Worldwar: Upsetting the Balance
- First edition
- Author: Harry Turtledove
- Cover artist: Stan Watts
- Language: English
- Series: Worldwar
- Genre: Alternate history/Science fiction
- Publisher: Del Rey Books
- Publication date: January 1, 1996
- Publication place: United States
- Pages: 481 (hardcover edition)
- ISBN: 0-345-40221-9
- OCLC: 32818955
- Dewey Decimal: 813/.54 20
- LC Class: PS3570.U76 W67 1996
- Preceded by: Worldwar: Tilting the Balance
- Followed by: Worldwar: Striking the Balance

= Worldwar: Upsetting the Balance =

Book by Harry Turtledove

Worldwar: Upsetting the Balance is an alternate history novel by American writer Harry Turtledove. It is the third novel of the Worldwar tetralogy and the third installment in the extended Worldwar series, which includes the Colonization trilogy and the novel Homeward Bound.

In this book, now armed with nuclear weapons, the United States and Nazi Germany strike back at the invading aliens known as The Race.

==Plot summary==
The United States and Germany develop atomic weapons of their own and, alongside the Soviets, engage in a nuclear exchange with the Race. The Soviets may have detonated the first atomic bomb, but it was only because their original sample of plutonium, which had been captured from the Race, was larger than the samples that were given to the US and Germany. The Soviets actually lag far behind the two other countries in their efforts to make their own plutonium, and they used all of it in the atomic bomb they used south of Moscow to stop the Race's main thrust against the city.

Regardless, the Race is in a full state of panic that humans have been able to detonate an atomic weapon, and many commanders are shocked at the number of the Race's soldiers that died in the blast. Straha, third in command of the Conquest Fleet, demands a vote of no confidence in Fleetlord Atvar by the captains of each ship in the Fleet. Such a vote would require a 75% majority to depose Atvar, but the vote falls short at 69%. Atvar remains in control, but he recognizes that most of the shiplords no longer actively support him. Furious at Straha, he orders the shiplord's arrest, but Straha, one step ahead of him, defects to the United States, enraging Atvar and allowing the Americans access to a spaceship of the Race.

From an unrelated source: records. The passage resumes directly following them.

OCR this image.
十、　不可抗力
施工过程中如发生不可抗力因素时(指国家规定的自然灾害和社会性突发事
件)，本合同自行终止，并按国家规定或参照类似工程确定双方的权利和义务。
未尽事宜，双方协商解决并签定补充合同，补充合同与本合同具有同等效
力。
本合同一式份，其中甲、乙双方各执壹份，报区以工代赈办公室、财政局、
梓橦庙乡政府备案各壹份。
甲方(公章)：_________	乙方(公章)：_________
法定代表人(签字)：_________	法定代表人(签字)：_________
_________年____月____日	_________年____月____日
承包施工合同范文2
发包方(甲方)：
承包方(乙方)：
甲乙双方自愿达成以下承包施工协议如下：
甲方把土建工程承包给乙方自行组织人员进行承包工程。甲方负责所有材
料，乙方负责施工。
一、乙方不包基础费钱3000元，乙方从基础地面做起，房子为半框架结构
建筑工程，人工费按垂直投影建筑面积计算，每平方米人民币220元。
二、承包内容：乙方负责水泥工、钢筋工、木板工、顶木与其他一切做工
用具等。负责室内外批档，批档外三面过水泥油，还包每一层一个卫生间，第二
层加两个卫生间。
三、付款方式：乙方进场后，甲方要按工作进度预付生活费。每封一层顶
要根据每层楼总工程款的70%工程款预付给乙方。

Soon, the Race launches an invasion of the British home islands by air from southern France by flying over German-held north France, and it occupies a northern area, which seems to be centered on Oxfordshire and includes Northampton, and a southern area, which seems to be centered on western Sussex. The humans hold onto Market Harborough; parts of the story describe fighting around Brixworth, Scaldwell, and Spratton, villages that are on the front line between Northampton and Market Harborough. Another section describes an artillery and tank battle for Henley-on-Thames. The human forces are exposed to fire from the Race's helicopter gunships. The Race ignores warnings from Winston Churchill that such an attack will meet with terrible consequences. The Race's forces in Britain are subjected to another human weapon they did not anticipate: mustard gas. Totally unprepared for a chemical attack by the humans, the invasion force is devastated and thrown back: a plan to link its two areas through Maidenhead fails. London suffers heavy bombardment and causes the destruction or heavy damage of many landmarks, including Palace of Westminster and Big Ben, which survived the real-world German Blitz. The northern pocket is obliterated, and the southern pocket evacuates in a hurry by air through Tangmere, which is the Race's last airfield in Britain out of range of human artillery. As a result, the British gain access to much intact Race technology, which was abandoned in the retreat. The British use of mustard gas also inspires the Germans, Americans, and Russians to use poison gas against the Race. The German use of poison gas includes the use of sarin and tabun.

China's communist guerrillas also escalate the conflict against the Race.

In one of the Race's bases in Siberia, morale is at an all-time low. The weather is a truly miserable condition from the hot one that the Race is used to, and the Race's soldiers feel that they are constantly being sent to their deaths by incompetent commanders. Many have fallen into abusing ginger, which works as a narcotic for them, even though it has been outlawed by Atvar's orders; such disobedience would have been considered unthinkable before they came to Earth. The Race's soldiers are pushed to the breaking point, and when the base commander starts berating the garrison yet again, the landcruiser driver Ussmak shoots him in the head to silence him, and an insurrection starts. The entire Race base mutinies and makes Ussmak its de facto leader.